The fourth quarter is the time for small businesses to plan for the coming year, particularly with respect to payroll and benefits. The transition from 2017 to 2018 will be marked by some important changes in health care benefits. Small businesses should prepare for these changes and the deadlines associated with them. The following are some of the most important health care reform updates for 2018.
Tax Credit Available
According to the IRS, for certain qualifying businesses with fewer than 25 full-time employees, the government organization provides a tax credit of up to 50 percent of the employer’s share of the premiums. For tax-exempt small businesses, the credit is up to 35 percent. To qualify, the average employee salary can be no more than $52,000 per year, and the employer must pay at least half of employee premium costs. As with most of the provisions in the Affordable Care Act (ACA), these benefits accrue only to businesses that participate in plans qualified under the ACA. The federal government provides a resource for small businesses to explore their options.

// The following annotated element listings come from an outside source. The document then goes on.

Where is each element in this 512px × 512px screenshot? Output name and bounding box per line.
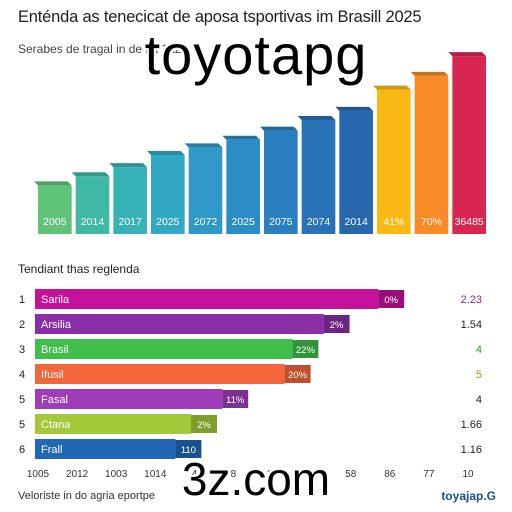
- bar-4: [188, 147, 223, 234]
- bar-top-3: [147, 150, 185, 155]
- bar-top-9: [373, 85, 411, 90]
- chart-title: Enténda as tenecicat de aposa tsportivas…: [18, 8, 422, 26]
- rank-number: 6: [19, 444, 25, 456]
- bar-label-7: 2074: [307, 216, 331, 228]
- ranking-bar-name: Ctana: [41, 419, 71, 431]
- bar-label-1: 2014: [81, 216, 105, 228]
- ranking-bar-6: [35, 439, 176, 459]
- x-tick-label: 1003: [105, 469, 128, 480]
- bar-8: [339, 110, 373, 234]
- ranking-bar-1: [35, 314, 324, 334]
- bar-top-8: [335, 106, 373, 111]
- ranking-bar-label: 11%: [226, 395, 245, 406]
- ranking-bar-name: Arsilia: [41, 319, 72, 331]
- ranking-bar-name: Sarila: [41, 294, 70, 306]
- bar-top-2: [109, 163, 147, 168]
- bar-top-11: [448, 52, 486, 57]
- ranking-bar-name: Brasil: [41, 344, 69, 356]
- rank-number: 4: [19, 369, 25, 381]
- ranking-value: 1.16: [461, 444, 482, 456]
- bar-9: [377, 89, 411, 234]
- bar-top-0: [34, 181, 72, 186]
- ranking-bar-tip-3: [284, 365, 311, 383]
- bar-label-0: 2005: [43, 216, 67, 228]
- ranking-bar-label: 2%: [330, 320, 344, 331]
- ranking-bar-4: [35, 389, 223, 409]
- x-tick-label: 1014: [144, 469, 167, 480]
- watermark-bottom: 3z.com: [181, 453, 331, 505]
- ranking-bar-label: 0%: [384, 295, 398, 306]
- rank-number: 5: [19, 394, 25, 406]
- footer-note: Veloriste in do agria eportpe: [18, 490, 155, 502]
- bar-label-9: 41%: [383, 216, 404, 228]
- x-tick-label: 86: [384, 469, 396, 480]
- bar-6: [264, 130, 298, 234]
- ranking-value: 2.23: [461, 294, 482, 306]
- footer-brand: toyajap.G: [441, 489, 496, 503]
- ranking-bar-tip-0: [378, 290, 405, 308]
- bar-label-10: 70%: [421, 216, 442, 228]
- bar-label-6: 2075: [269, 216, 293, 228]
- ranking-bar-tip-2: [292, 340, 319, 358]
- bar-top-1: [71, 172, 110, 177]
- watermark-top: toyotapg: [144, 23, 368, 86]
- ranking-bar-tip-1: [323, 315, 350, 333]
- x-tick-label: 20: [267, 469, 279, 480]
- bar-label-4: 2072: [194, 216, 218, 228]
- bar-5: [226, 139, 260, 234]
- x-tick-label: 58: [345, 469, 357, 480]
- ranking-value: 1.54: [461, 319, 482, 331]
- bar-label-3: 2025: [156, 216, 180, 228]
- bar-top-4: [184, 143, 223, 148]
- rank-number: 1: [19, 294, 25, 306]
- bar-7: [301, 120, 336, 234]
- bar-11: [452, 56, 486, 234]
- ranking-bar-5: [35, 414, 191, 434]
- rank-number: 2: [19, 319, 25, 331]
- bar-1: [75, 176, 110, 234]
- bar-top-5: [222, 135, 260, 140]
- bar-top-10: [410, 71, 449, 76]
- ranking-value: 1.66: [461, 419, 482, 431]
- ranking-bar-2: [35, 339, 293, 359]
- ranking-bar-label: 2%: [197, 420, 211, 431]
- ranking-value: 4: [476, 394, 482, 406]
- ranking-bar-0: [35, 289, 379, 309]
- bar-2: [113, 167, 147, 234]
- ranking-value: 4: [476, 344, 482, 356]
- bar-3: [151, 154, 185, 234]
- ranking-bar-name: Fasal: [41, 394, 68, 406]
- rank-number: 3: [19, 344, 25, 356]
- ranking-bar-tip-5: [191, 415, 217, 433]
- x-tick-label: 77: [423, 469, 435, 480]
- ranking-bar-tip-6: [175, 440, 202, 458]
- bar-top-6: [260, 126, 298, 131]
- ranking-value: 5: [476, 369, 482, 381]
- bar-label-2: 2017: [118, 216, 142, 228]
- x-tick-label: 8: [231, 469, 237, 480]
- bar-label-8: 2014: [344, 216, 368, 228]
- ranking-bar-label: 22%: [296, 345, 316, 356]
- x-tick-label: 18: [306, 469, 318, 480]
- chart-subtitle: Serabes de tragal in de lat 1a2: [18, 42, 182, 56]
- bar-label-11: 36485: [455, 216, 484, 228]
- bar-top-7: [297, 116, 336, 120]
- x-tick-label: 10: [462, 469, 474, 480]
- rank-number: 5: [19, 419, 25, 431]
- x-tick-label: 1005: [27, 469, 50, 480]
- bar-10: [414, 75, 449, 234]
- x-tick-label: 2012: [66, 469, 89, 480]
- bar-0: [38, 185, 72, 234]
- ranking-bar-name: Frall: [41, 444, 62, 456]
- ranking-bar-3: [35, 364, 285, 384]
- ranking-bar-name: Ifusil: [41, 369, 64, 381]
- ranking-bar-label: 20%: [288, 370, 308, 381]
- ranking-bar-tip-4: [222, 390, 249, 408]
- bar-label-5: 2025: [231, 216, 255, 228]
- ranking-bar-label: 110: [181, 445, 196, 456]
- ranking-title: Tendiant thas reglenda: [18, 262, 140, 276]
- x-tick-label: 4: [192, 469, 198, 480]
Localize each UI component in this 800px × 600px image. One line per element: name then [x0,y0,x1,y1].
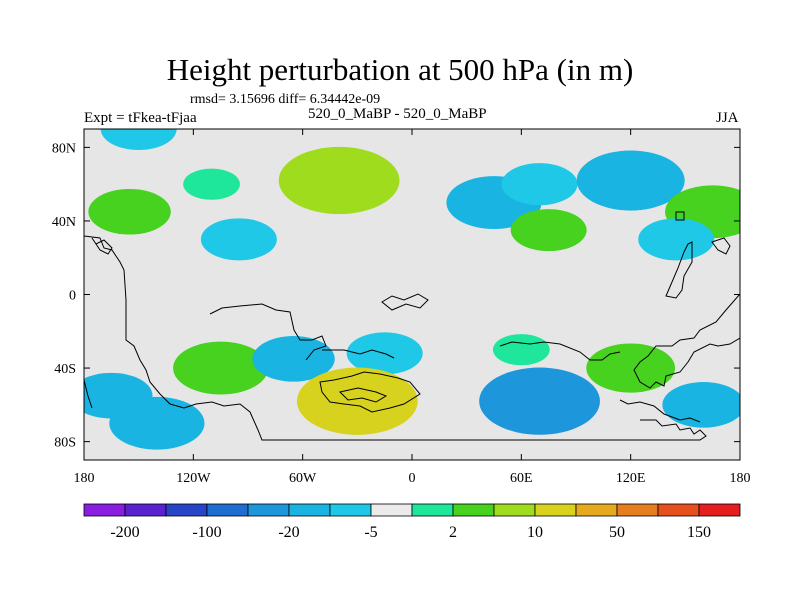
colorbar-label: -20 [278,524,299,541]
x-tick-label: 180 [730,471,751,486]
colorbar-swatch [329,503,372,517]
x-tick-label: 60E [510,471,533,486]
anomaly-region [278,146,400,215]
coastline [499,341,621,361]
colorbar-swatch [206,503,249,517]
colorbar-label: 50 [609,524,625,541]
colorbar-swatch [370,503,413,517]
coastline [675,211,685,221]
colorbar-swatch [657,503,700,517]
coastline [209,303,327,361]
coastline [711,237,731,255]
chart-title: Height perturbation at 500 hPa (in m) [166,52,634,87]
coastline [84,235,707,441]
anomaly-region [576,150,685,211]
period-label: 520_0_MaBP - 520_0_MaBP [308,106,487,122]
x-tick-label: 120E [616,471,646,486]
colorbar-swatch [534,503,577,517]
coastline [91,237,113,255]
colorbar-label: -200 [110,524,139,541]
stats-label: rmsd= 3.15696 diff= 6.34442e-09 [190,92,381,107]
anomaly-region [296,367,418,435]
coastline [619,399,701,423]
colorbar-swatch [288,503,331,517]
colorbar-swatch [83,503,126,517]
colorbar-swatch [124,503,167,517]
x-tick-label: 120W [176,471,211,486]
coastline [665,241,693,299]
anomaly-region [100,129,177,150]
anomaly-region [662,382,740,428]
anomaly-region [492,334,550,366]
colorbar-label: -100 [192,524,221,541]
colorbar-swatch [452,503,495,517]
coastline [339,387,388,403]
anomaly-region [479,367,600,435]
colorbar-swatch [575,503,618,517]
coastline [319,371,421,413]
anomaly-region [109,396,205,450]
anomaly-region [638,218,715,261]
colorbar-label: 150 [687,524,711,541]
coastline [84,379,93,409]
anomaly-region [252,336,335,382]
colorbar-swatch [165,503,208,517]
coastline [322,349,395,359]
colorbar-swatch [247,503,290,517]
experiment-label: Expt = tFkea-tFjaa [84,110,197,126]
anomaly-region [510,209,587,252]
x-tick-label: 60W [289,471,317,486]
colorbar-swatch [698,503,741,517]
colorbar-label: 10 [527,524,543,541]
season-label: JJA [716,110,739,126]
anomaly-region [200,218,277,261]
anomaly-region [173,341,269,395]
anomaly-region [183,168,240,200]
coastline [381,293,429,311]
x-tick-label: 180 [74,471,95,486]
colorbar-swatch [493,503,536,517]
y-tick-label: 80S [54,436,76,451]
y-tick-label: 80N [52,141,76,156]
x-tick-label: 0 [409,471,416,486]
colorbar-label: 2 [449,524,457,541]
y-tick-label: 40S [54,362,76,377]
y-tick-label: 40N [52,215,76,230]
colorbar-swatch [616,503,659,517]
colorbar-label: -5 [364,524,377,541]
y-tick-label: 0 [69,289,76,304]
colorbar-swatch [411,503,454,517]
anomaly-region [501,163,578,206]
anomaly-region [88,188,171,235]
coastline [633,293,740,389]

Health Insurance Tax Could Be Reinstated in 2018
As originally written, the ACA contained a provision imposing a tax on health insurance providers for income earned as premiums. In 2015, a one-year moratorium was placed on the tax, saving the health insurance industry approximately $13.9 billion, according to consulting firm Oliver Wyman. This moratorium is likely to be lifted in 2018. As a result of this action alone, the firm projected that health insurance premiums will increase 2.6 percent in 2018 and between 2.5 percent and 2.7 percent going forward. For small group plans, this translates to $500 per family.
Penalties Still in Effect
The IRS explained that an employer with more than 50 full-time employees is considered an applicable large employer (ALE), subject to reporting requirements under the ACA. In 2018, failure to offer coverage, as well as failure to comply with reporting requirements, will result in substantial penalties, Insurance Is Boring noted. If an ALE doesn’t offer health plans to at least 95 percent of its full-time workforce, the employer may be subject to a penalty of up to $2,260 per employee. The penalty is even stiffer if the employer fails to offer health plans considered by the ACA to provide “minimum coverage,” and at least one of their employees is receiving a tax credit to buy health insurance. For this infraction, the penalty may be as high as $3,390 per employee.
The IRS explained that it must receive Form 1094-C and 1095-C from ALEs by Feb. 28, 2018 — or by April 2, 2018, if the employer files electronically. Full-time employees must receive their Form 1095-C by Jan. 31, 2018. Forms 1094-B and 1095-B must be filed by non-ALE self-insuring employers by Feb. 28, 2018 — or by April 2, 2018, if they file electronically. These employers must also supply Form 1095-Bs to “responsible individuals” no later than Jan. 31, 2018. A responsible individual is defined as the primary insured individual, an employee, a former employee or any other related person named on the application.
As of the beginning of the fourth quarter of 2017, health care reform updates in the form of legislative changes don’t appear to be imminent. Therefore, small business owners are making payroll decisions based on ACA rules as currently written. Penalties will be enforced for failure to comply with reporting requirements.
Keeping up with these changes can help business leaders avoid penalties and provide the necessary coverage to employees.